Distinct disease mechanisms in peripheral neuropathies due to altered

peripheral myelin protein 22 gene dosage or a Pmp22 point mutation.

Giambonini-Brugnoli G, Buchstaller J, Sommer L, Suter U, Mantei N.

Institute for Cell Biology, Department of Biology, ETH-Honggerberg,

Swiss Federal Institute of Technology, Schafmattstrasse 18, CH-8093

Zurich, Switzerland.

Point mutations affecting PMP22 can cause hereditary demyelinating

and dysmyelinating peripheral neuropathies. In addition, duplication

and deletion of PMP22 are associated with Charcot-Marie-Tooth disease

Type 1A (CMT1A) and Hereditary Neuropathy with Liability to Pressure

Palsy (HNPP), respectively.

This study was designed to elucidate disease processes caused by

misexpression of Pmp22 and, at the same time, to gain further

information on the controversial molecular function of PMP22. To this

end, we took advantage of the unique resource of a set of various

Pmp22 mutant mice to carry out comparative expression profiling of

mutant and wild-type sciatic nerves. Tissues derived from Pmp22-/-

( " knockout " ), Pmp22tg (increased Pmp22 copy number), and Trembler

(Tr; point mutation in Pmp22) mutant mice were analyzed at two

developmental stages: (i) at postnatal day (P)4, when normal

myelination has just started and primary causative defects of the

mutations are expected to be apparent, and (ii) at P60, with the goal

of obtaining information on secondary disease effects.

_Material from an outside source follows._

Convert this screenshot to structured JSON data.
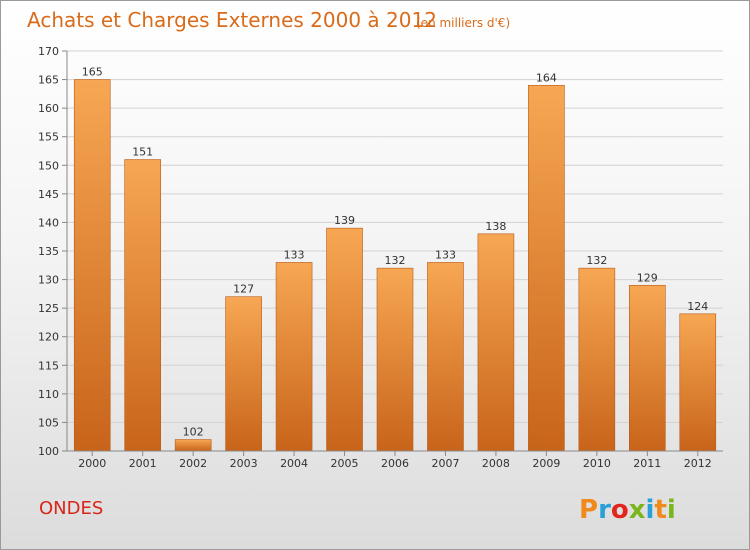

Interestingly, the three Pmp22 mutants exhibited distinct profiles of

gene expression, suggesting different disease mechanisms. Increased

expression of genes involved in cell cycle regulation and DNA

replication is characteristic and specific for the early stage in

Pmp22-/- mice, supporting a primary function of PMP22 in the

regulation of Schwann cell proliferation. In the Tr mutant, a

distinguishing feature is the high expression of stress response

genes. Both Tr and Pmp22tg mice show strongly reduced expression of

genes important for cholesterol synthesis at P4, a characteristic

that is common to all three mutants at P60.

Finally, we have identified a number of candidate genes that may play

important roles in the disease process or in myelination per se.